Савва Прохорович — почтенный человек, купец, пригонял в Кострому плоты с лесом, с ним вел какие-то дела отец Константина, Роман. Помогал Савва Прохорович и с материалами, когда строили дом для Константина, потому и согласился Савва Прохорович стать крестным отцом Кольки, тем более что Константин — не голытьба какая-то, а уважаемый начальством рабочий, крепко стоящий на ногах человек.

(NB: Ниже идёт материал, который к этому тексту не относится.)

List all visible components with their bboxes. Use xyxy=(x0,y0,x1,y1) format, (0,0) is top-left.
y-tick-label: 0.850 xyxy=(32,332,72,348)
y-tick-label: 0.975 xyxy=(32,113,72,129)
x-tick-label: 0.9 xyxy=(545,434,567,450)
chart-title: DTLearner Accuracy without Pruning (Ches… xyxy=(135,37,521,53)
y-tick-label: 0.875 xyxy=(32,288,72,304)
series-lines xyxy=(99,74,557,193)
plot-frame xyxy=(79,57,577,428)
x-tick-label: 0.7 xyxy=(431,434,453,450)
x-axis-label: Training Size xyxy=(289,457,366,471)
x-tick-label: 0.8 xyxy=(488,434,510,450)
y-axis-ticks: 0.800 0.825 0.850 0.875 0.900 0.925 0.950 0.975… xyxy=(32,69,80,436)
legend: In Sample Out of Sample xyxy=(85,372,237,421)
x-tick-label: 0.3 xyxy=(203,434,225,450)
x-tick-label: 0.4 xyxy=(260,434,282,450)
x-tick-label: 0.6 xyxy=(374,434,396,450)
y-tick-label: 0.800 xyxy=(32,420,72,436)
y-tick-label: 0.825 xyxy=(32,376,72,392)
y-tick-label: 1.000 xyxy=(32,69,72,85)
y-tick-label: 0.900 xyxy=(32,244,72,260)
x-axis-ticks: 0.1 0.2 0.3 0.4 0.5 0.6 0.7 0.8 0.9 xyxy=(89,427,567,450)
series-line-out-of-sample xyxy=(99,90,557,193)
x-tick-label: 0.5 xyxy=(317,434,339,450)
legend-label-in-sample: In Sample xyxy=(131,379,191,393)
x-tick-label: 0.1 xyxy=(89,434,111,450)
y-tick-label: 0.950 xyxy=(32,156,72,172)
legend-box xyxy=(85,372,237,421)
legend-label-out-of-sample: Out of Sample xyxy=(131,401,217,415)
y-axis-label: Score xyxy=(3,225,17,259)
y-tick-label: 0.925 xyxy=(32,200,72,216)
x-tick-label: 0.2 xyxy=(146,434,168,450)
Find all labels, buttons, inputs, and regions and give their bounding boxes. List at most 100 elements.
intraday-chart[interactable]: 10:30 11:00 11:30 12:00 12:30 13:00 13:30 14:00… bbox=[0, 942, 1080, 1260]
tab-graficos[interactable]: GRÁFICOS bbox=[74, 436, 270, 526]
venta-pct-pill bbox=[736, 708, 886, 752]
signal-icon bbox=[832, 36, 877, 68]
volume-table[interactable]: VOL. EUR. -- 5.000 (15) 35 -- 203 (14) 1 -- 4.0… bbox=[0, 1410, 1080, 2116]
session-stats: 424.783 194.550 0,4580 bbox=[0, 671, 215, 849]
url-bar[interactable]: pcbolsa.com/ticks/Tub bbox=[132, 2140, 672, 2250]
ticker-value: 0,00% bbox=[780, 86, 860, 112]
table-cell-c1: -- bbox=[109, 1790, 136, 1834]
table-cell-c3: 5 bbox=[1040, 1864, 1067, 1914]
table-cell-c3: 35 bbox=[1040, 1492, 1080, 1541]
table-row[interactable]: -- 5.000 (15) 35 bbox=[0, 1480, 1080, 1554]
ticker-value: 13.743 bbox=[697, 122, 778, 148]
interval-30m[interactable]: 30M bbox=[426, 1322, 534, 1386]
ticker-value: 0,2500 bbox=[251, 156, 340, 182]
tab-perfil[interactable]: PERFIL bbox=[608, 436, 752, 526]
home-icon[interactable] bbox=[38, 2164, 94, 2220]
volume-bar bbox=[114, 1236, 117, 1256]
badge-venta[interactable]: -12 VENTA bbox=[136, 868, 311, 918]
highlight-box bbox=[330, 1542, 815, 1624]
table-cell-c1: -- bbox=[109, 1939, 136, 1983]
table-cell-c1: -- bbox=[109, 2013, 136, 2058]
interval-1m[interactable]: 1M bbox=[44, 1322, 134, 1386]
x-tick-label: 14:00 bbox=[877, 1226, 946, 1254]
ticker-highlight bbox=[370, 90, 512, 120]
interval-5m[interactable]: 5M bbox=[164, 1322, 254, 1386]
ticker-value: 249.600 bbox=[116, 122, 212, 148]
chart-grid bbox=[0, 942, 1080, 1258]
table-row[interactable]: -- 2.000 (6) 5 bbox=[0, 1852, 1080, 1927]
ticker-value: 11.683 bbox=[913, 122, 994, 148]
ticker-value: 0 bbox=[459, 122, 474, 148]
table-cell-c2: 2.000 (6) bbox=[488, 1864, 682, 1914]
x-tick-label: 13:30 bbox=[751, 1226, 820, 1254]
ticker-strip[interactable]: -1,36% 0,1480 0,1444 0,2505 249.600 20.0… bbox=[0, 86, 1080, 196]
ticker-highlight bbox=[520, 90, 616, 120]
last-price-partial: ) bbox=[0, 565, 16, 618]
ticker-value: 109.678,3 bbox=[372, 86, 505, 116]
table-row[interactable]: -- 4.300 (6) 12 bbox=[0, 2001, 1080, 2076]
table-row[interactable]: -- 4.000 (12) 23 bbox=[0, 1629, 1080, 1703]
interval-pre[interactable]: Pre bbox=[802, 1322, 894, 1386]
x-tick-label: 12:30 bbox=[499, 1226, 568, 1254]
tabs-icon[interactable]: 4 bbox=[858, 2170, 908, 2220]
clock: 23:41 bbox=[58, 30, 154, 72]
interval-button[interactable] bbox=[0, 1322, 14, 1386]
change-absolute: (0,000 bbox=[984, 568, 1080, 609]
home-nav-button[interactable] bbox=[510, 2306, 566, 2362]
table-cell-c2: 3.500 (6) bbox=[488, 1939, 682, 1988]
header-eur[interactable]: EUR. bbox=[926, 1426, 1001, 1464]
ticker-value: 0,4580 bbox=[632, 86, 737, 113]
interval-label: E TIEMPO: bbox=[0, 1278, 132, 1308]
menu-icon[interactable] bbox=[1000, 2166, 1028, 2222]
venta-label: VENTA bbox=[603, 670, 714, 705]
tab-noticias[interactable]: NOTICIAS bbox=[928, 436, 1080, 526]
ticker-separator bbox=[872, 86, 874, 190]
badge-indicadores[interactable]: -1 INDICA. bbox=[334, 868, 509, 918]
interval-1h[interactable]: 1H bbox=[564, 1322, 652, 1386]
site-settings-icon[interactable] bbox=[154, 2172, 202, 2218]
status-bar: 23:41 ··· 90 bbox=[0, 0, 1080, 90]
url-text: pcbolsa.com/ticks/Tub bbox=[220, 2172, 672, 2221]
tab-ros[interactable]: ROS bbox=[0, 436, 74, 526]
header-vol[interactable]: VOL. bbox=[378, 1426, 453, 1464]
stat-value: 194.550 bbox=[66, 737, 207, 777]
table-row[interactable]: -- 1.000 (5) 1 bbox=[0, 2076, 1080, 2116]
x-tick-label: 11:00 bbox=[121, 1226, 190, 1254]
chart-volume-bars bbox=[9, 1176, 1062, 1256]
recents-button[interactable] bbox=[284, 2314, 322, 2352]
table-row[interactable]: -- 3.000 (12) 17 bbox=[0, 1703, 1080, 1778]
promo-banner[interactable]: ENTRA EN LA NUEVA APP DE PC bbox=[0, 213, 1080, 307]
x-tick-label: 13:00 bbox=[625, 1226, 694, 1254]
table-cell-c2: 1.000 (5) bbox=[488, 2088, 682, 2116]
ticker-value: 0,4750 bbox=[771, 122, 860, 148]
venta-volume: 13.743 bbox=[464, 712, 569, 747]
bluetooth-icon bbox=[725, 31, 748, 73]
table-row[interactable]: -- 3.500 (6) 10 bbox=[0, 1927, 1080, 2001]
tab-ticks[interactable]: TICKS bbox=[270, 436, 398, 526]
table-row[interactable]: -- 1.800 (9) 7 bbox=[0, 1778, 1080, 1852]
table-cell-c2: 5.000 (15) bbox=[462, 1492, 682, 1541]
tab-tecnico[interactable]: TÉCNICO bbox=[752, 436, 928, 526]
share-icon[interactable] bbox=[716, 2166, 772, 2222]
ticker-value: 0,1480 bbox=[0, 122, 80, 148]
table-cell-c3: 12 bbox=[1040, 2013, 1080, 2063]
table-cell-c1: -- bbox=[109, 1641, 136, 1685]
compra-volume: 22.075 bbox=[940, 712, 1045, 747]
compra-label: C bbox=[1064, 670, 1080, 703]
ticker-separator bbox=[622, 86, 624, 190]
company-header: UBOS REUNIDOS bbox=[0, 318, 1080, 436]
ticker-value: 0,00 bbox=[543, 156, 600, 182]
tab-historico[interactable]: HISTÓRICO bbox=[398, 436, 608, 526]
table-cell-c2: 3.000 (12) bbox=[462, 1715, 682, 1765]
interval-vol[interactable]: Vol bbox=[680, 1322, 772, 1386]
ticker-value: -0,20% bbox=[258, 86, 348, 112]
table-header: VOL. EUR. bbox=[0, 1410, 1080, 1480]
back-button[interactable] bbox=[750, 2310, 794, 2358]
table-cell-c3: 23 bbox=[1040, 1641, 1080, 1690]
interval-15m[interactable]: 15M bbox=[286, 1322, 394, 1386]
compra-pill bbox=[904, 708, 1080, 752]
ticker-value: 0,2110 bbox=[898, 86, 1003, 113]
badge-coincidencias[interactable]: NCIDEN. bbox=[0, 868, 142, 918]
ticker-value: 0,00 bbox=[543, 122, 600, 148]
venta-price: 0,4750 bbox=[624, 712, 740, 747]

Понимал Константин, что ничего дурного в том нет, что Клавдинька часто бывает у кума — она дружна с дочерьми Саввы — Леной и Ольгой, иногда и ночует у них. Однако Клавдия уже заневестилась, и не гоже молодой девушке, на ночь глядя, из дома уходить, хотя Константин и не беспокоился особо за дочь, знал, что Клавдия крепко блюдет себя, а то давно уж ославили бы парни Смирновский дом, вымазав дегтем ворота. Но и от запретов, считал Константин, тоже толку не будет, все равно ведь слюбится с кем-нибудь, а Константин знал, что такое любовь. И сколько из него ни выколачивал отец любовь к Татьяне, а он все равно женился на ней, и до сих пор любит ее, как юноша. Клавдия же вся характером в Константина, отца своего, она и обличьем больше всех его детей похожа на цыганку, и норов такой же непокорный. Теперь вот в театре работает, того и гляди — в актерки подастся, а уж это и вовсе Константину не по нутру: таборные цыганки-плясуньи — это одно, а его дочери — другое, не пристало им в представлениях всяких выставляться. Уйдя из табора, Константин уже не хотел возврата туда, тем более не желал того своим дочерям, зная, как тяжело живется цыганкам в таборе, и что очень часто за показным весельем цыганки прячут свою истерзанную несчастную душу.